Residential Leasehold solicitors in Dorset dealing with The Right of First Refusal
Buying the freehold means that you can jointly with other leaseholders, own the land on which your property was built. You may not have to renew your lease again, which can cost thousands of pounds.
- The leaseholders can be granted a share in the Company that owns the freehold or head-leasehold interest. This can enable the Company to:
- Grant extended leases and reduce the ground rent payments
- Amend the terms of the flat leases. For more information in connection with extending your leases following your freehold purchase, please see our page Preparation of your New Leases.
- A freeholder or the owner of a head lease proposing to sell their interest which contains flats must offer that interest to leaseholders before selling on the open market. This right of the leaseholders is known as the Right of First Refusal.
- Any offer can only be accepted by more than 50% of the leaseholders. If the participating leaseholders reduces to 50% or less, the nominated company or person must advise the landlord and the leaseholders must withdraw.
- There are a few exceptions to this right. A freeholder is not put through this Right of First Refusal process in the following circumstances:
- More than 50% of the building is used for non-residential (commercial) use
- The freeholder is a Local Authority
- The freeholder is a registered social landlord
- The freeholder is selling the building between certain family members.
- The freeholder or head-leaseholder must serve a formal notice on the leaseholders offering the interest to them first. The Offer Notice will state the terms of the proposed disposal of the interest, in particular the sale price - although there are separate provisions for a sale by auction. The Offer Notice will state a date by which the offer can be accepted - which must be not less than two months from the date of the Offer Notice - and a further date by which the leaseholders must serve a Nomination Notice nominating the company or person which will acquire the landlord’s interests on behalf of the leaseholders. This date must be not less than a further two months later.

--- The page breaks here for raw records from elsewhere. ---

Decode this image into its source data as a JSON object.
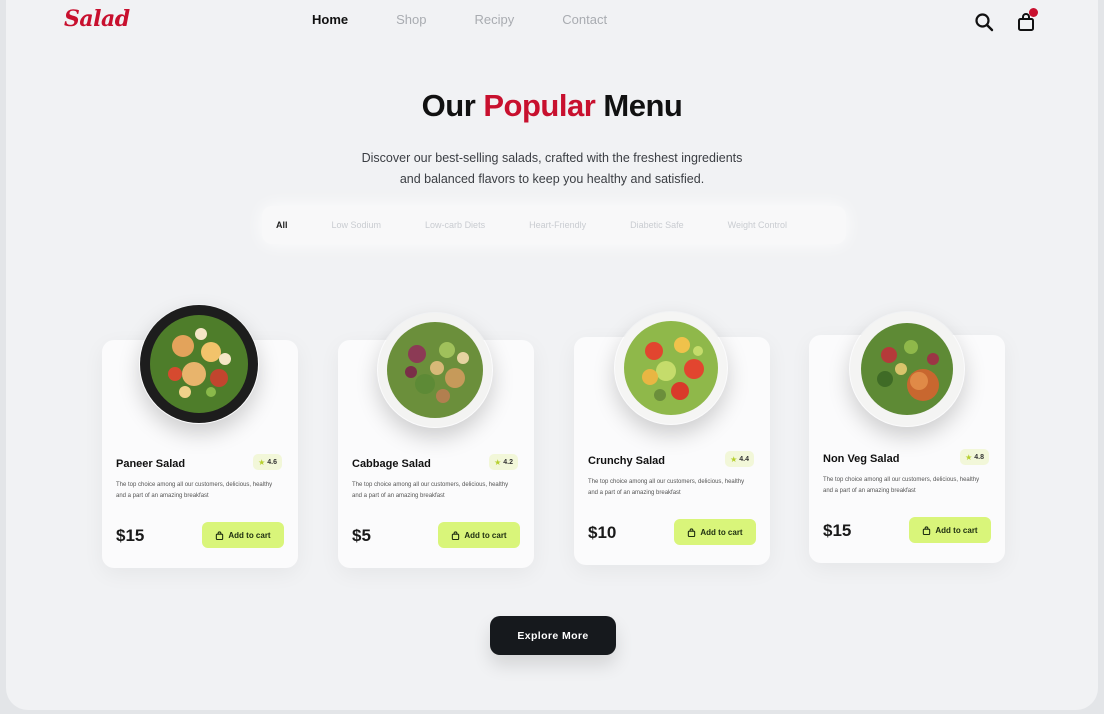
{
  "nav": {
    "logo": "Salad",
    "links": [
      "Home",
      "Shop",
      "Recipy",
      "Contact"
    ],
    "active_link": "Home",
    "icons": [
      "search-icon",
      "cart-icon"
    ],
    "cart_badge_color": "#c8102e"
  },
  "hero": {
    "title_before": "Our ",
    "title_accent": "Popular",
    "title_after": " Menu",
    "subtitle_line1": "Discover our best-selling salads, crafted with the freshest ingredients",
    "subtitle_line2": "and balanced flavors to keep you healthy and satisfied."
  },
  "filters": {
    "active": "All",
    "tabs": [
      "All",
      "Low Sodium",
      "Low-carb Diets",
      "Heart-Friendly",
      "Diabetic Safe",
      "Weight Control"
    ]
  },
  "cards": [
    {
      "name": "Paneer Salad",
      "rating": "4.6",
      "description": "The top choice among all our customers, delicious, healthy and a part of an amazing breakfast",
      "price": "$15",
      "cta": "Add to cart"
    },
    {
      "name": "Cabbage Salad",
      "rating": "4.2",
      "description": "The top choice among all our customers, delicious, healthy and a part of an amazing breakfast",
      "price": "$5",
      "cta": "Add to cart"
    },
    {
      "name": "Crunchy Salad",
      "rating": "4.4",
      "description": "The top choice among all our customers, delicious, healthy and a part of an amazing breakfast",
      "price": "$10",
      "cta": "Add to cart"
    },
    {
      "name": "Non Veg Salad",
      "rating": "4.8",
      "description": "The top choice among all our customers, delicious, healthy and a part of an amazing breakfast",
      "price": "$15",
      "cta": "Add to cart"
    }
  ],
  "explore_label": "Explore More",
  "colors": {
    "accent": "#c8102e",
    "cta_green": "#d9f57a",
    "dark_button": "#16191d",
    "background": "#f1f2f4"
  }
}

- The participating leaseholders normally incorporate a company as their nominee to purchase the landlord’s interest on their behalf. Following this, the leaseholder’s will send their Nomination Notice.
- Either party can withdraw at any time prior to contracts being exchanged. After the participating leaseholders have served the Nomination Notice, the legislation sets out a timetable for the provision of a draft contract, the agreement of the form of contract and the exchange of contracts (which is the point where neither party can withdraw).
- When contracts are exchanged a completion date will be agreed and inserted in the contract with a view to the sale of the landlord’s interest to the participating leaseholders’ nominee completing on that date.
- It is a serious matter if a freeholder or head-leaseholder fails to offer Right of First Refusal to his leaseholders. It is a criminal offence and he and his agent - if convicted - can be fined up to £5,000. In addition, in those circumstances the leaseholders can enforce a procedure requiring the new owner of that interest to sell the interest in the property to them on the same terms as the landlord acquired the interest.
- A landlord who serves an Offer Notice will sometimes, but not always, have a prospective purchaser lined up at the price stated in the Offer Notice. Where leaseholders do not accept the Right of First Refusal, the landlord can sell his interest at the price offered (or higher) to the buyer waiting in the wings or - if none - by way of a sale on the open market. However, the landlord cannot sell the interest within 12 months at a lower price than that offered or on different terms.